Results: Respiratory failure developed in 140 of the 1032 patients in the study cohort. Patients with respiratory failure were older; had a higher mean Injury Severity Score (ISS) and Charlson Comorbidity Index Score; had greater incidences of pneumothorax, pulmonary contusion, and thoracic level injury; had a lower mean Glasgow Coma Score (GCS); were more likely to have had a posterior surgical approach; and had a longer mean time from admission to surgical stabilization than the patients without respiratory failure (p < 0.05). Multivariate analysis identified five independent risk factors for respiratory failure: an age of more than thirty-five years, an ISS of >25 points, a GCS of ≤12 points, blunt chest injury, and surgical stabilization performed more than two days after admission. An algorithm was created to determine, on the basis of the number of preoperative predictors present, the relative risk of respiratory failure when surgery was delayed for more than two days.

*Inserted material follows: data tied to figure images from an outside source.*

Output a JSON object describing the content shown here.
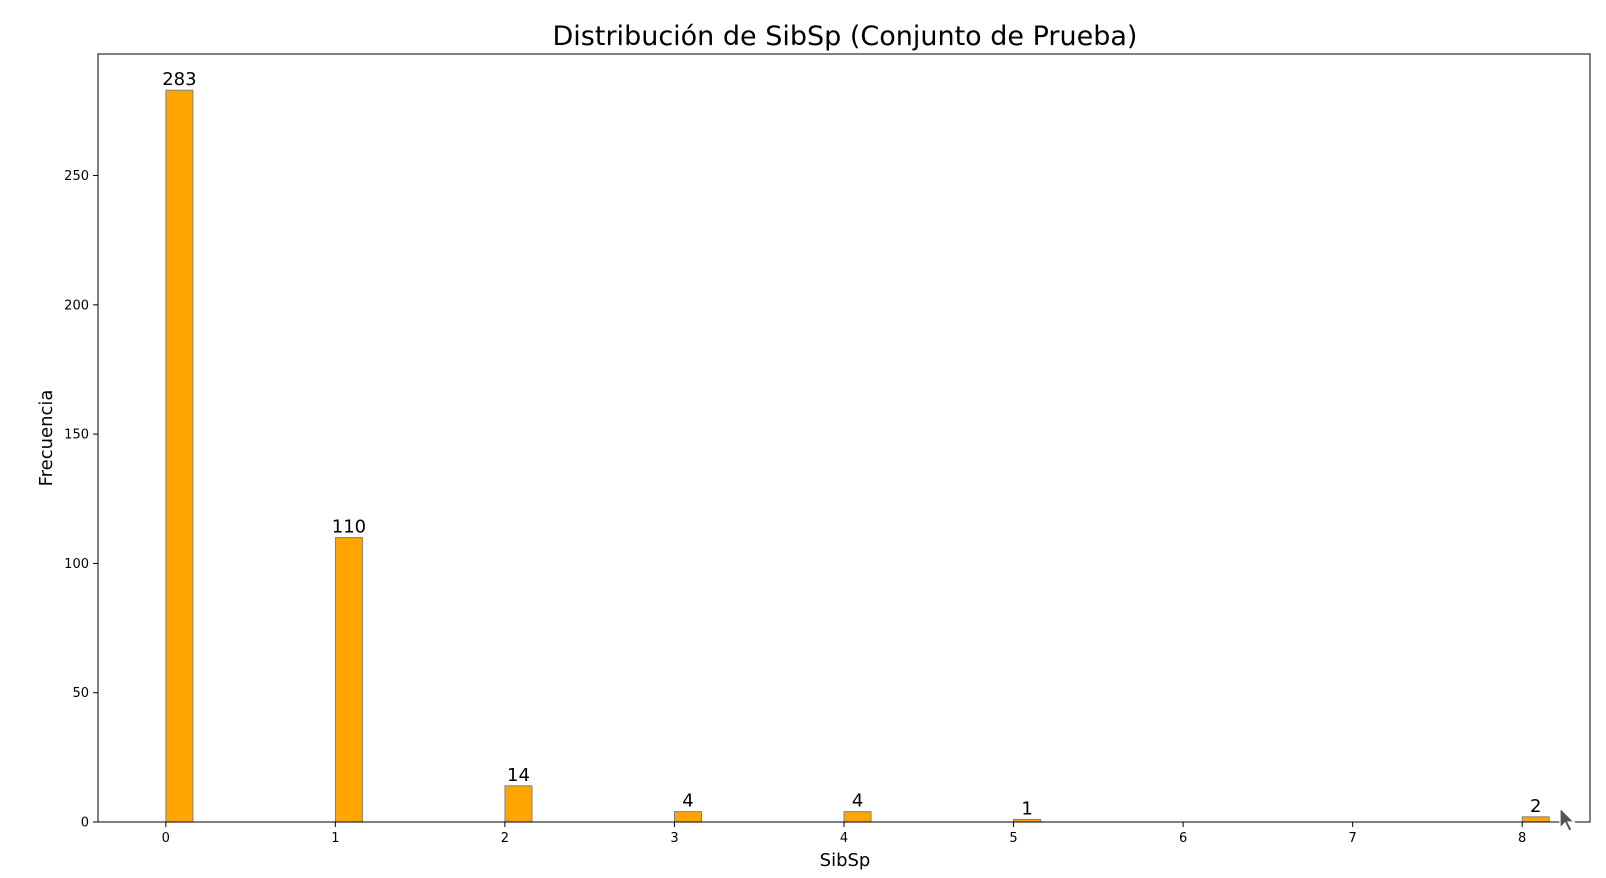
{
  "chart_data": {
    "type": "bar",
    "title": "Distribución de SibSp (Conjunto de Prueba)",
    "xlabel": "SibSp",
    "ylabel": "Frecuencia",
    "x": [
      0,
      1,
      2,
      3,
      4,
      5,
      8
    ],
    "values": [
      283,
      110,
      14,
      4,
      4,
      1,
      2
    ],
    "data_labels": [
      "283",
      "110",
      "14",
      "4",
      "4",
      "1",
      "2"
    ],
    "xticks": [
      0,
      1,
      2,
      3,
      4,
      5,
      6,
      7,
      8
    ],
    "xtick_labels": [
      "0",
      "1",
      "2",
      "3",
      "4",
      "5",
      "6",
      "7",
      "8"
    ],
    "yticks": [
      0,
      50,
      100,
      150,
      200,
      250
    ],
    "ytick_labels": [
      "0",
      "50",
      "100",
      "150",
      "200",
      "250"
    ],
    "xlim": [
      -0.4,
      8.4
    ],
    "ylim": [
      0,
      297
    ],
    "grid": false,
    "bar_color": "#FFA500",
    "bar_edge_color": "#808080"
  },
  "cursor": {
    "icon": "mouse-pointer-icon"
  }
}
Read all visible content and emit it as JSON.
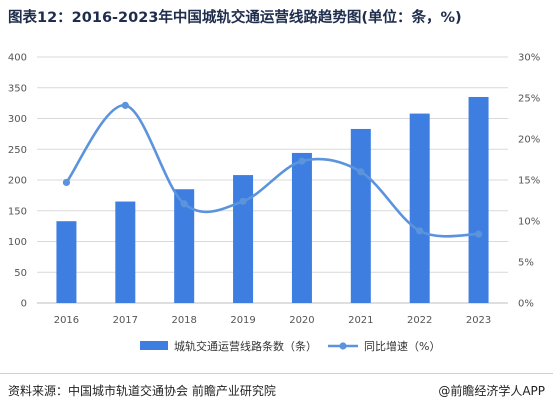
{
  "title": "图表12：2016-2023年中国城轨交通运营线路趋势图(单位：条，%)",
  "footer": {
    "source": "资料来源：中国城市轨道交通协会 前瞻产业研究院",
    "credit": "@前瞻经济学人APP"
  },
  "colors": {
    "bar": "#3d7ee0",
    "line": "#5b93dc",
    "grid": "#d9d9d9"
  },
  "chart_data": {
    "type": "bar",
    "categories": [
      "2016",
      "2017",
      "2018",
      "2019",
      "2020",
      "2021",
      "2022",
      "2023"
    ],
    "series": [
      {
        "name": "城轨交通运营线路条数（条）",
        "type": "bar",
        "axis": "left",
        "values": [
          133,
          165,
          185,
          208,
          244,
          283,
          308,
          335
        ]
      },
      {
        "name": "同比增速（%）",
        "type": "line",
        "axis": "right",
        "smooth": true,
        "values": [
          14.7,
          24.1,
          12.1,
          12.4,
          17.3,
          16.0,
          8.8,
          8.4
        ]
      }
    ],
    "yleft": {
      "ylim": [
        0,
        400
      ],
      "ticks": [
        "0",
        "50",
        "100",
        "150",
        "200",
        "250",
        "300",
        "350",
        "400"
      ]
    },
    "yright": {
      "ylim": [
        0,
        30
      ],
      "ticks": [
        "0%",
        "5%",
        "10%",
        "15%",
        "20%",
        "25%",
        "30%"
      ]
    },
    "grid": true,
    "legend": "bottom"
  }
}
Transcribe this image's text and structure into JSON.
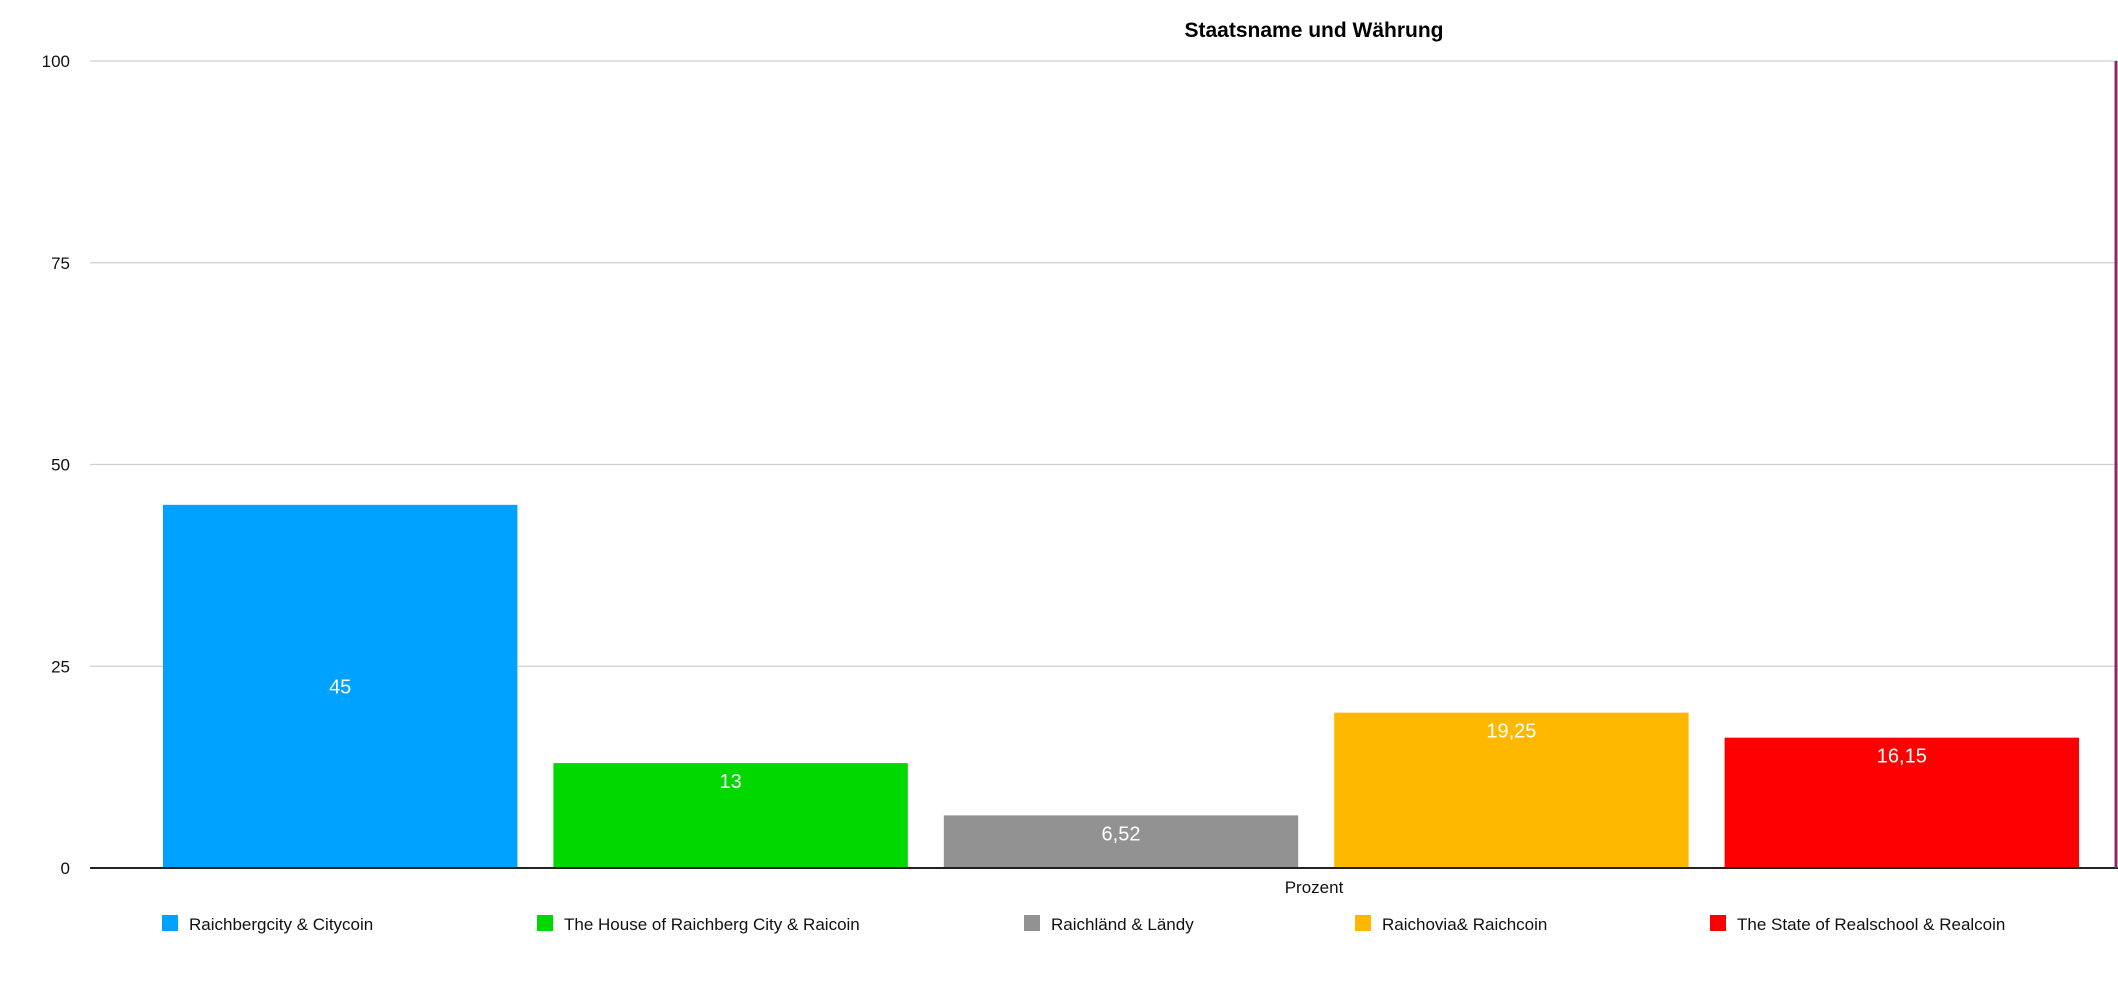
{
  "chart_data": {
    "type": "bar",
    "title": "Staatsname und Währung",
    "xlabel": "Prozent",
    "ylabel": "",
    "ylim": [
      0,
      100
    ],
    "yticks": [
      "0",
      "25",
      "50",
      "75",
      "100"
    ],
    "grid": true,
    "legend_position": "bottom",
    "series": [
      {
        "name": "Raichbergcity & Citycoin",
        "value": 45,
        "label": "45",
        "color": "#00a2ff"
      },
      {
        "name": "The House of Raichberg City & Raicoin",
        "value": 13,
        "label": "13",
        "color": "#00d800"
      },
      {
        "name": "Raichländ & Ländy",
        "value": 6.52,
        "label": "6,52",
        "color": "#929292"
      },
      {
        "name": "Raichovia& Raichcoin",
        "value": 19.25,
        "label": "19,25",
        "color": "#ffb800"
      },
      {
        "name": "The State of Realschool & Realcoin",
        "value": 16.15,
        "label": "16,15",
        "color": "#ff0000"
      }
    ]
  }
}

Conclusions: Independent risk factors for respiratory failure were identified in an analysis of a large cohort of patients who had undergone operative stabilization of thoracic and lumbar spine fractures. Early operative stabilization of these fractures, the only risk factor that can be controlled by the physician, may decrease the risk of respiratory failure in multiply injured patients.

Level of Evidence: Prognostic Level II. See Instructions to Authors for a complete description of levels of evidence.